Currently doing a Vigenere cipher in Python, and me and many people in my class are stuck on one aspect.
After we translated the keyword to ordinals, we need to add those number to a message to encrypt it. This is my code so far.
Input = input('Enter your message: ')
key = input('Enter the one word key: ')
times = len(Input)//len(key)+1
encryptedKey = (times*key)[:len(Input)]
output = []
for character in Input:
number = ord(character) - 96
output.append(number)
outputKey = []
for character in encryptedKey:
numberKey = ord(character) - 96
outputKey.append(numberKey)
print(encryptedKey)
print(outputKey)
print(Input)
print(output)
So if the Input is 'hello'
, and the key is 'bye'
, the keyword would become 'byeby'
[2,25,5,2,25]
, and 'hello'
would be [8,5,12,12,15]
. I can't figure out a way to add the first 2
with 8
, the 25
with 5
, and so on.
I tried print(sum(output + outputKey))
but of course that just adds all the numbers together, meaning the answer is 111
.
I also need them to turn back into letters, so that it ends up with the encrypted message.
Thanks!
You're off to the right start. You've gotten your message and key translated into numbers.
keyphrase = [2,25,5,2,25]
message = [8,5,12,12,15]
Now you need to add them and modulo 26 so your answers are still a-z.
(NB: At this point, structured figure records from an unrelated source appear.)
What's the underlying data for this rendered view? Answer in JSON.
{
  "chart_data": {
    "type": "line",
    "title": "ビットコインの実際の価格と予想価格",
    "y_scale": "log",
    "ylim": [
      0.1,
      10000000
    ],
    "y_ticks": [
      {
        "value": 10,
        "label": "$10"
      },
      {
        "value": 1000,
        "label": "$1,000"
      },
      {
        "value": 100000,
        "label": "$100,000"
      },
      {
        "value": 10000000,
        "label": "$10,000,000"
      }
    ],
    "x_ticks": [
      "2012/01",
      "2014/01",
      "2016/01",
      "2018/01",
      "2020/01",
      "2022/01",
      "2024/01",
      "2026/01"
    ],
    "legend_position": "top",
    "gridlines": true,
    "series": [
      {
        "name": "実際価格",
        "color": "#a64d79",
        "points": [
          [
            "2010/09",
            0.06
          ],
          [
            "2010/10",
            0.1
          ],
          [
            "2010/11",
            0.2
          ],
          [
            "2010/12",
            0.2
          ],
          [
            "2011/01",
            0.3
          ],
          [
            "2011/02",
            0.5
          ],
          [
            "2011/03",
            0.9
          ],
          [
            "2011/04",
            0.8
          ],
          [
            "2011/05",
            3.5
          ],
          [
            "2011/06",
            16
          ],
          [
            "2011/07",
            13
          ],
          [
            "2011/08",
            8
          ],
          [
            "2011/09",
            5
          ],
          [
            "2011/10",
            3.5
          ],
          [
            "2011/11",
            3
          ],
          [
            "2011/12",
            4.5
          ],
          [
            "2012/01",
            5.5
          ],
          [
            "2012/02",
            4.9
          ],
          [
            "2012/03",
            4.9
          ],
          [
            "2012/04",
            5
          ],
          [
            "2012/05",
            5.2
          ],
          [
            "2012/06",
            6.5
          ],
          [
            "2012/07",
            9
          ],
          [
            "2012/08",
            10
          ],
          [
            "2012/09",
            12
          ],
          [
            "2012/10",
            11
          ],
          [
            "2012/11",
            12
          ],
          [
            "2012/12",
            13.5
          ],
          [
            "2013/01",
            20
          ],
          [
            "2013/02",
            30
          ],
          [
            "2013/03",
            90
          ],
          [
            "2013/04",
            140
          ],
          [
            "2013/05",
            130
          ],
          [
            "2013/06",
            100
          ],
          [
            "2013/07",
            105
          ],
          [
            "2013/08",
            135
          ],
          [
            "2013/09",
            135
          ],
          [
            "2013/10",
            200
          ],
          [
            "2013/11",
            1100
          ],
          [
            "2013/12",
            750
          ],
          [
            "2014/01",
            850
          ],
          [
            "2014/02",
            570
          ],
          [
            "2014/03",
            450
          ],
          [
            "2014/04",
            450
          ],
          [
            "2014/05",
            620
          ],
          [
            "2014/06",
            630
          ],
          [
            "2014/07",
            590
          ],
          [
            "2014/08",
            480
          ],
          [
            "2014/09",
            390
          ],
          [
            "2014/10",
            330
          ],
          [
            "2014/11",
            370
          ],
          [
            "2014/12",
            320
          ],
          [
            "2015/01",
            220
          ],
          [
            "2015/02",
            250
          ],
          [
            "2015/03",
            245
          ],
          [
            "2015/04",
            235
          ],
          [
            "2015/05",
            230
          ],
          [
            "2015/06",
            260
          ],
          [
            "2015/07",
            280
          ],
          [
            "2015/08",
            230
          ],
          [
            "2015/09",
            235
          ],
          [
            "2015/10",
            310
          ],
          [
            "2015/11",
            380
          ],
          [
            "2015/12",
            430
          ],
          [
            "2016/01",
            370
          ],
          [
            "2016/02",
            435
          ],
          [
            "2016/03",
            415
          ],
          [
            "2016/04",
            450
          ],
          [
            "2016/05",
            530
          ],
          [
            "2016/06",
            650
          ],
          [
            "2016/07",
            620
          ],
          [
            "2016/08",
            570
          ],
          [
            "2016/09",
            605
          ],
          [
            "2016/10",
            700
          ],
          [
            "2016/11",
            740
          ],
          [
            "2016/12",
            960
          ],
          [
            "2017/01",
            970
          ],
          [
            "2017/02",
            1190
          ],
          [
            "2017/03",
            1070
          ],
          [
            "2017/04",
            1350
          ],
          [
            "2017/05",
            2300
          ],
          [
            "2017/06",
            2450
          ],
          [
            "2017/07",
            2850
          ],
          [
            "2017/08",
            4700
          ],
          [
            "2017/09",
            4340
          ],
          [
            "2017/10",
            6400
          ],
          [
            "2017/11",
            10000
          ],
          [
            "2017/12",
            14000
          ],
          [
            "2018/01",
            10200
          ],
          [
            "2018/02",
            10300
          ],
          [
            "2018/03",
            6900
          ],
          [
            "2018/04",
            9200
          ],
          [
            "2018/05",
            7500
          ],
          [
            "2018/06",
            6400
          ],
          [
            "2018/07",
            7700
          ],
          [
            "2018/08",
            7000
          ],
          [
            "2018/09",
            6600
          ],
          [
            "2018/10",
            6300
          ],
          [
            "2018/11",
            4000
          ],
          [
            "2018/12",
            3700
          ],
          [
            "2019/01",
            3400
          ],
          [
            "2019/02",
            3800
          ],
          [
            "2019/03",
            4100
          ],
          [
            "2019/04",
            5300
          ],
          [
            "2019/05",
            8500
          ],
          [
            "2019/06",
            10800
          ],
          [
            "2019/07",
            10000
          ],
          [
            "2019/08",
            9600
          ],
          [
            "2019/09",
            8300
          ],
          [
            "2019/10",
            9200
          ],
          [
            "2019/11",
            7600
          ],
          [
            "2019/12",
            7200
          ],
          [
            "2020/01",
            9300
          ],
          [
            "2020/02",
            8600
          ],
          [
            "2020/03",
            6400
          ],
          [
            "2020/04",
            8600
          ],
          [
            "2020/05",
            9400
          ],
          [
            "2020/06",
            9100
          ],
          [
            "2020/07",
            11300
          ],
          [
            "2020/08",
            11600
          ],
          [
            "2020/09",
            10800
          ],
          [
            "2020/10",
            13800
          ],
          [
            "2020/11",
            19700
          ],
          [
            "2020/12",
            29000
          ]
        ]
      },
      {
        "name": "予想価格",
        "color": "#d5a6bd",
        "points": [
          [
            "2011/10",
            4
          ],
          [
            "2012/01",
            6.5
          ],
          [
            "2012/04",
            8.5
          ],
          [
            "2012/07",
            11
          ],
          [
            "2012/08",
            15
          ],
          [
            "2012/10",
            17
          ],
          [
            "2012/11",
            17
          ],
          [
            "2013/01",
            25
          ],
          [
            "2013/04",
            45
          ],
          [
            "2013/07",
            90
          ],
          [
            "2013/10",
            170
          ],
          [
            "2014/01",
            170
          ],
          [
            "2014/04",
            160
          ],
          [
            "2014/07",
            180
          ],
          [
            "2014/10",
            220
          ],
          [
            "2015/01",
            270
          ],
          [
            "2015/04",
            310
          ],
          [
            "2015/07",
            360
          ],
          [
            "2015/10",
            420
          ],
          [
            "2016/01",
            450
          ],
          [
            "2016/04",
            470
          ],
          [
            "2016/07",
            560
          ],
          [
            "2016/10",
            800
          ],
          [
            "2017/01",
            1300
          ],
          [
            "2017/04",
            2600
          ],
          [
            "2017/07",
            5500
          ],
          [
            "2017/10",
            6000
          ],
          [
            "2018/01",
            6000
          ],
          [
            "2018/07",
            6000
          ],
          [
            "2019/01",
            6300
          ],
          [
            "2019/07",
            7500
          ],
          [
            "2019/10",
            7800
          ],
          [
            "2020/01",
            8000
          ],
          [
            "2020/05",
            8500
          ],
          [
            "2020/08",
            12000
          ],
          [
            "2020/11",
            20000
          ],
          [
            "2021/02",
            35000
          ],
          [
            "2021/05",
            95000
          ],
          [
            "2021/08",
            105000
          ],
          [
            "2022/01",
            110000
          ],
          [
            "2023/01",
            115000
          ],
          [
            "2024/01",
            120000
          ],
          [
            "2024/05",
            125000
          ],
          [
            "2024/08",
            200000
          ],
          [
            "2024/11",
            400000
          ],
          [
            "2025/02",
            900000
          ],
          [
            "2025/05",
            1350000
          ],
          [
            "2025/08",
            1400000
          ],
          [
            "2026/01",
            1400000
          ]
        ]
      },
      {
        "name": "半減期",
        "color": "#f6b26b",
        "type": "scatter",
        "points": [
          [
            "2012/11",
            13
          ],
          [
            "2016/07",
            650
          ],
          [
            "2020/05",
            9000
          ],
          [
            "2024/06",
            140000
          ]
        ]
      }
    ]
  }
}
encrypted = [(keyphrase[i] + message[i])%26 for i in range(len(message))]
>>> encrypted
[10, 4, 17, 14, 14]
Now you need to turn those back into letters:
''.join(chr(c + 96) for c in encrypted)
'jdqnn'
And then you can recover the message by going the other way:
message = [(encrypted[i] - keyphrase[i])%26 for i in range(len(encrypted))]
>>> message
[8, 5, 12, 12, 15]
>>> ''.join(chr(c + 96) for c in message)
'hello'
A bit of an FYI, for computer cryptography, especially with a language like Python or C, it's usually standard to start counting at 0. So 'a' is 0, 'b' is 1, etc. You're starting at 1, which is okay, just be aware of it.